The Red Garden

Written by Alice Hoffman
Review by Jeanne Greene

Each tale in The Red Garden, a running story of residents of a small New England village, begins with someone coming to town or someone leaving. For 300 years, ordinary people find themselves in Blackwell, Massachusetts, and stay on, or leave, as if by chance – or magic.

In 1750, the first settlers, lost and starving, hunker down to wait for death, but one young woman has the will to survive. Hallie Brady ventures out to search for food but finds far more – a unique connection to man and beast. When tragedy follows Hallie to the new settlement, turning her garden red with blood, she returns to the wilds alone.

The tales that follow build on ones before, not necessarily along family lines. Years pass, three centuries, measured in births and deaths. Each successive personality, vividly brought to life, reflects the prevailing social environment, in mostly subtle ways. Language evolves to keeps up with the changing world. An American town emerges, shaped by individuals and forces largely unknown to current residents. Connections to past generations, mostly invisible, are buried in time.

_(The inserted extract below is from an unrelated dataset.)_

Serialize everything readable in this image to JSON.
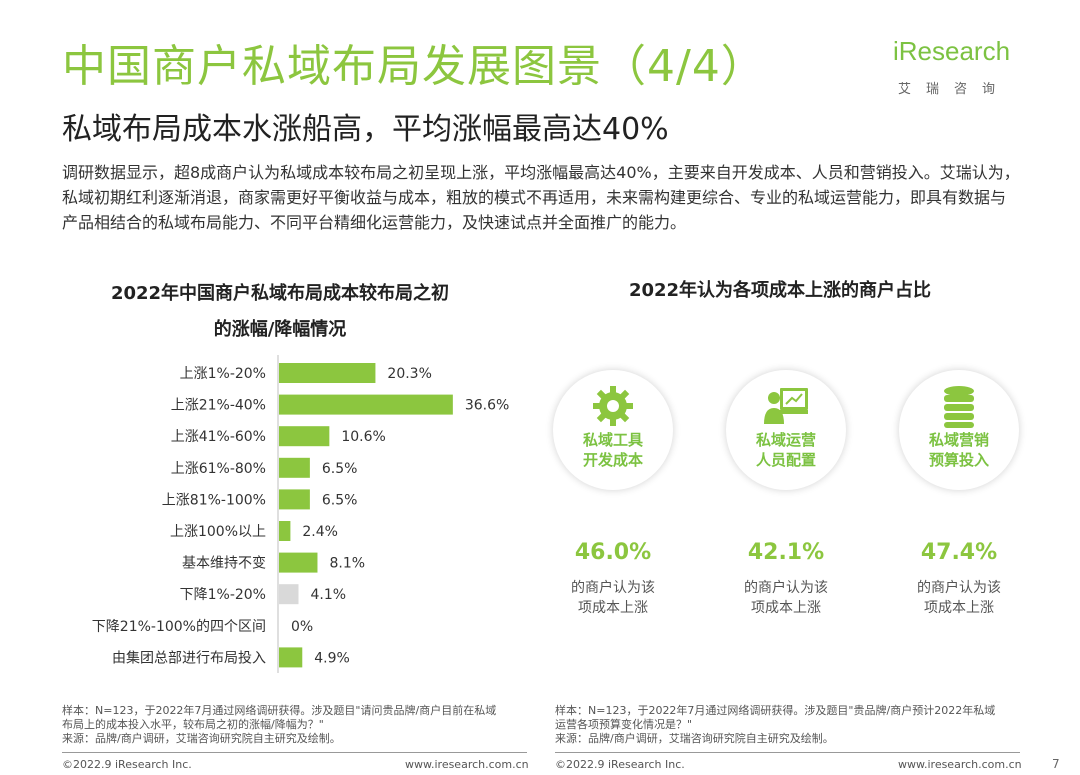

The site of the original Brady garden now lies in the center of town. Anything planted there grows tinged with red. When all attempts to explain the phenomenon fail, there’s nothing left to do but what people always do – shrug and say, “It’s always been that way.”

The Red Garden is recommended to readers who enjoy, in addition to beautiful prose, magical realism and different narrators over time. If this is not to your taste, read the 1999 success, Here on Earth, or see the author’s varied backlist. Alice Hoffman is an author not to be missed.